The authors plot a systematic and logical course to answer this question for their readers. First, the authors establish that God's wrath is not a response to his emotion, but to his intentional action towards a goal. In other words, God's wrath has a purpose or goal to it; it is not capricious. What is that purpose or goal? The goal is to force humanity to come face to face with its own sin and return to faithfulness to God. Building on that insight, Kinghorn and Travis reject the idea that wrath is a primary attribute of God. To prove this they turn the doctrine of the Trinity In the Trinity, what each person (Father, Son, and Holy Spirit) shares is love - not wrath.

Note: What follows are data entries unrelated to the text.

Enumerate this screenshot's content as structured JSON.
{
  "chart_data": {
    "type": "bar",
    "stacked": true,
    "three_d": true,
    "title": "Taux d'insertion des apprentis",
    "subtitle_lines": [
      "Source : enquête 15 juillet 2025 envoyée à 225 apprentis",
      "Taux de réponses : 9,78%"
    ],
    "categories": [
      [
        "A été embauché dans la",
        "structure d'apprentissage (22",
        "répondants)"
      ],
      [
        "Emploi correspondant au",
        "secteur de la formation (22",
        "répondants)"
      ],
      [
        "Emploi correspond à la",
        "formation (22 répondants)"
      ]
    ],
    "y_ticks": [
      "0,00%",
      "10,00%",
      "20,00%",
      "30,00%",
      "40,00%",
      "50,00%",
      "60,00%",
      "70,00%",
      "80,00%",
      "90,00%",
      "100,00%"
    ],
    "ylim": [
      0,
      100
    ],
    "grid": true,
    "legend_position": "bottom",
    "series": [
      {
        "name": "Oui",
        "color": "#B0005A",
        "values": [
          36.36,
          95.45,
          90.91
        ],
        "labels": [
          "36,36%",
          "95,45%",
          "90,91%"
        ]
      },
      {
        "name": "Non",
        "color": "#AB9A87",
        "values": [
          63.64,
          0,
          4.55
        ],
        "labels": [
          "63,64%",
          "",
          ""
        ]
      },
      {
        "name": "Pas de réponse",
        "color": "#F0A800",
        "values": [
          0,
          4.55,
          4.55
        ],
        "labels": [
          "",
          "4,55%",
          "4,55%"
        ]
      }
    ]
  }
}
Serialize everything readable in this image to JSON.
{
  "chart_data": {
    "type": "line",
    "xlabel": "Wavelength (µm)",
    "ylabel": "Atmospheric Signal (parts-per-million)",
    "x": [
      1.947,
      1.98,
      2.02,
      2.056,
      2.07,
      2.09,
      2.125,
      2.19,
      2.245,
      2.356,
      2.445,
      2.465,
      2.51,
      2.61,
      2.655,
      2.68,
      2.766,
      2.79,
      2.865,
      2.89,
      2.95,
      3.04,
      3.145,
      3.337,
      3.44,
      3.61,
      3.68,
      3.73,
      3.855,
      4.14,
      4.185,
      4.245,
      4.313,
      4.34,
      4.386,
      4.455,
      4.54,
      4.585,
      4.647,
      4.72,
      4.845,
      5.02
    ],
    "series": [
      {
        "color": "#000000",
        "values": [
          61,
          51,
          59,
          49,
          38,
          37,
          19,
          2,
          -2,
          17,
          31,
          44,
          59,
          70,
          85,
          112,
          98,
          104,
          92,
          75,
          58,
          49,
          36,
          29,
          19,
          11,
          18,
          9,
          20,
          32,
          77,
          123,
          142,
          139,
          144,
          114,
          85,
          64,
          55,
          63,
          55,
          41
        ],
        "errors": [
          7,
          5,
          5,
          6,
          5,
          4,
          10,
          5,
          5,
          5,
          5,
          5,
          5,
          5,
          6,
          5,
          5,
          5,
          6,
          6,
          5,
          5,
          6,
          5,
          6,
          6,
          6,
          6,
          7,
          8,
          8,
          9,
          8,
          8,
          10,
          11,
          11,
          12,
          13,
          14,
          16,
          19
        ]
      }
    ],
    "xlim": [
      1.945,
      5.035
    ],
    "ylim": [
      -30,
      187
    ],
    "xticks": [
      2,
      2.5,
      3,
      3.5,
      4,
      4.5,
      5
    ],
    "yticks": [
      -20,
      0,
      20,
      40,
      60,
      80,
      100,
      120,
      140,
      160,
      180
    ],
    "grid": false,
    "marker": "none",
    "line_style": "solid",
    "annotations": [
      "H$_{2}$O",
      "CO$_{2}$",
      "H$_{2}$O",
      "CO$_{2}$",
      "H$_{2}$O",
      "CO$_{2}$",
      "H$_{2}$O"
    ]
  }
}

The rest of this offering builds upon these two central chapters. Surveying Scriptural numerous references to God's wrath, the authors show how their argument plays out in individual cases of wrath. Sodom and Gomorrah is a case in point. God's wrath that burned again the people of Sodom and Gomorrah was not random or unprovoked. They chose their fate by rejecting God. Abraham pleaded for them, but no one righteous could be found. In His love, God provided a way out, but they rejected this. This leads to the outpouring of God's wrath. Wrath . . . but wrath with a purpose.
While this book is extremely informative and creative in its approach to the question of the purpose and meaning of God's wrath, there are some challenges. The first is their use of personification (or more exact, the over use of personification. Throughout the book, primarily in the first chapter, Kinghorn and Travis makes the argument that we can understand God's wrath and love by understanding our own love and wrath. Personification can be helpful, but it does have limits. These limits are not acknowledged sufficiently by the authors. Another point of weakness in the text is the lack of applying this distinction between love and wrath to modern times. Questions like why do bad things happen to good people or why do innocent people experience God's wrath are not answered.
Despite the challenges, this book is an excellent volume. The authors help the reader understand more fully how God operates and exists in his Trinitarian nature as they explain how wrath is a characteristic of God, but not a primary one. One can imagine future pastors and authors building on these concepts.